LEGAL COMMENT: Gatwick drones incident

Lawyers from national law firm Weightmans believe the UK needs more than new regulation to guarantee safety and security following the drone…

Lawyers from national law firm Weightmans have called for more than new regulation to guarantee safety and security following the drone incident at Gatwick airport on 20 December.

Britain's second busiest airport ground to a halt yesterday when drones were repeatedly flown overhead.

Over 120,000 passengers have been affected by delays and cancellations at Gatwick airport, with all flights grounded for 36 hours in an unprecedented event for the UK aviation industry.

Weightmans Partners Andrew Krausz and Peter Forshaw commented:

“The Gatwick incident yet again underlines the safety and security challenges posed by drones and has left thousands of people facing delayed or cancelled flights. The extension of the Air Navigation Order in July 2018 to restrict the operation of even the smallest drones near aerodromes like Gatwick has seemingly had no effect here to prevent the apparent breach of the Regulations.

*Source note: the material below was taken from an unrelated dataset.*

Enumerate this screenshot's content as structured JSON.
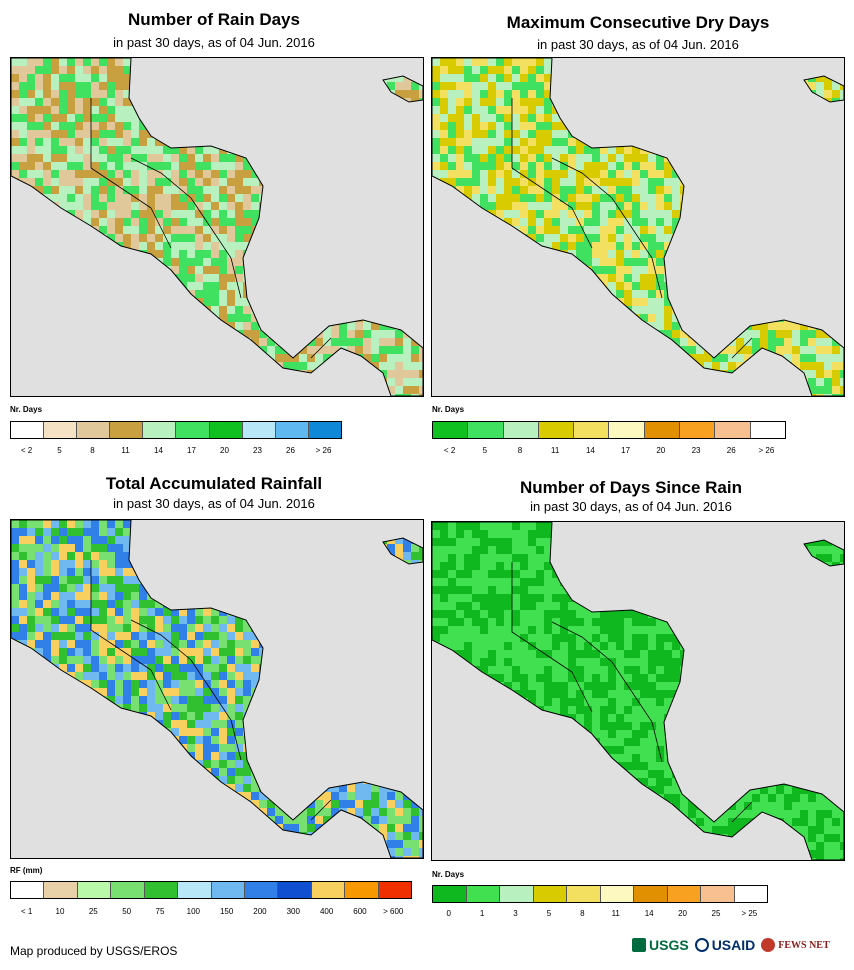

“Many passengers will be seeking compensation for the disruption to their travel plans. On this occasion, events are likely to have arisen as a result of ‘extraordinary circumstances’, which is a defence for airlines against EC Regulation 261/2004 compensation payments – but as drones become more commonplace, it is imperative that airports look to develop and implement counter-drone technology. While techniques will no doubt differ, the concept is not unlike bird-scarring processes that are well understood and widely deployed at airports.

"It is clear that the current restrictions on drone use are unlikely to stop these incidents, or the consequential disruption and safety concerns, in the future. They will only be effective if combined with improved technological development, which will enable the authorities to quickly track, identify and disable such drones entering restricted airspace.

"Without this investment, perhaps supported by Government, there may come a time when airlines cannot argue ‘extraordinary circumstances’ as a defence to EC Regulation 261 compensation payments and airports could face other potential liabilities. Regulation on its own doesn’t work to guarantee safety and security, or limit related claims.”